Это была дача Лагульфа и лежала между Клермоном и Менжераном. Через четверть часа неутомимый скакун принес его в Орадокс, и он явился к доктору, высокому угрюмому мужчине, одетому во все черное, согласно докторской моде той эпохи.
— Что вам от меня угодно? — спросил Лагульф.
— Я должен доверить вам тайну. Могу я это сделать?
— Мы, доктора, то же, что исповедники. Говорите, ничего не опасаясь.
— Очень рад, я рассчитываю на это. Но прежде чем выскажу вам мою тайну, получите от меня сто пистолей.
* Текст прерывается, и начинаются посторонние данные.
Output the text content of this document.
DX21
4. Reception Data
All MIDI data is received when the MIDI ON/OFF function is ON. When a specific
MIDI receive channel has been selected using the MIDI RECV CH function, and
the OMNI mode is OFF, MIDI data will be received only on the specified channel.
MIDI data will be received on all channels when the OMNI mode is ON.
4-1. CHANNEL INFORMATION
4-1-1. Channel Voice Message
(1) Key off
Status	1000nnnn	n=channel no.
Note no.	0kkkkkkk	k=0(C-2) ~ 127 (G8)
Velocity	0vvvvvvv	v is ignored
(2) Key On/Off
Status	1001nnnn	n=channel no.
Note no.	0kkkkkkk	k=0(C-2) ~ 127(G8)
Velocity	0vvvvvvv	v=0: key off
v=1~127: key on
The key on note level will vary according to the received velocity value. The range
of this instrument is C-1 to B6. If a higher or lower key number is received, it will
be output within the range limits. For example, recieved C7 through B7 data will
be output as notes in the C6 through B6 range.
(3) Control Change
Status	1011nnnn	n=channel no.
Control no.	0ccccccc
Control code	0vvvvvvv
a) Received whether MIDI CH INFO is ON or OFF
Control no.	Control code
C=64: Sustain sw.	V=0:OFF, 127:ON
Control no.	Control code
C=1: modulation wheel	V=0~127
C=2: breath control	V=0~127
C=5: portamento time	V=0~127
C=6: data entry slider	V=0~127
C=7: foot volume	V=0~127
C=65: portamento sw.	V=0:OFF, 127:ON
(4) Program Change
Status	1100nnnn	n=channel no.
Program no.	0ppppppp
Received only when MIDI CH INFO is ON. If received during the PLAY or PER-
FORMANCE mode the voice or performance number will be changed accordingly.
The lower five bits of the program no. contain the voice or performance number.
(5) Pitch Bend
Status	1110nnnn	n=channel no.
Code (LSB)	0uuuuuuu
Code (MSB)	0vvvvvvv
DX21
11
Лагульф отодвинул руку искусителя.
— Я живу с доходов моего ремесла, но прежде чем решусь взять плату за мою работу, мне нужно знать, какая это будет работа?
— Ничего не имею против такого правила. Знаете ли вы графа Каспара д'Эспиншаля и сеньора де Селанса?
— Один раз видел их у князя де Булльона.
— В таком случае скажу вам, эти господа должны сегодня встретиться у моста через Алагону.
— Начинаю понимать, в чем дело. Дуэли строго воспрещены, и мне придется секретно выполнить мою обязанность.
— Мое поручение, — прибавил искуситель доктора Лагульфа, — состоит в том, чтобы пригласить вас сегодня же в замок Мессиак. Там вы спросите Мальсена, интенданта, и покажете ему этот перстень.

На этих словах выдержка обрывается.